The “transmission of force” doctrine did not apply to a motor vehicle that collided with a second motor vehicle, thereby diverting the second vehicle, which then hit a pedestrian.
Automobile insurance; Benefits; Statutory provisions; Statutory Accident Benefits Schedule; Priority coverage; Leave to appeal; Standard of review
Unifund Assurance Co. v. ACE INA Insurance Co.,  O.J. No. 3172, 2017 ONSC 3677, Ontario Superior Court of Justice, June 20, 2017, C.J. Brown J.
A pedestrian was struck in an accident involving three motor vehicles. The pedestrian applied for Statutory Accident Benefits (“SAB”) through one of the vehicle’s insurers, The Personal Insurance Company (“Personal”). An arbitration proceeding took place to determine which of the three insured vehicles should cover the pedestrian’s claim on the basis that one of the vehicles was highest in priority pursuant to section 268(2)(2) of the Insurance Act, RSO 1990, C I.8 (“Insurance Act”). The accident occurred when a vehicle insured by ACE INA Insurance (“ACE”) was proceeding eastbound and collided with a vehicle insured by Unifund Assurance Company (“Unifund”), travelling westbound on the same street and attempting to turn left. As a result of the impact, the ACE vehicle was diverted, continued under its own propulsion, and struck the pedestrian.
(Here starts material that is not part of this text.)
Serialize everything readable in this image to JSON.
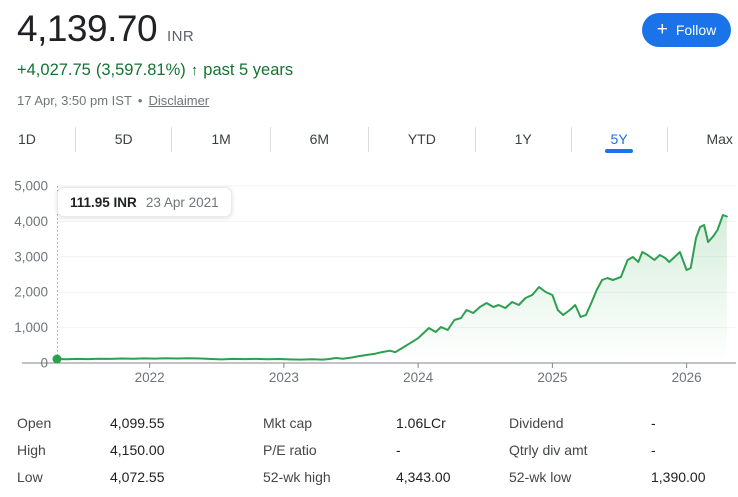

The Unifund vehicle then struck a vehicle insured by Personal. In concluding that the “transmission of force” doctrine applied, the arbitrator found that, for the purpose of the Insurance Act, the Unifund vehicle became the vehicle that struck the claimant. As such, Personal was entitled to reimbursement of the claimant’s SAB from Unifund, but not ACE.
The arbitrator’s decision was successfully appealed. On appeal, the Court found that the accident involved two moving vehicles, which collided, causing the ACE vehicle to be diverted and strike the pedestrian. The ACE vehicle, while deflected by the collision, continued under its own propulsion or “independent force”. It was not the Unifund vehicle that applied the transmission of force to the ACE vehicle propelling it into the claimant, but rather the ACE vehicle’s own, albeit diverted, movement. Accordingly, ACE was the highest priority and was responsible for payment of the pedestrian’s SAB.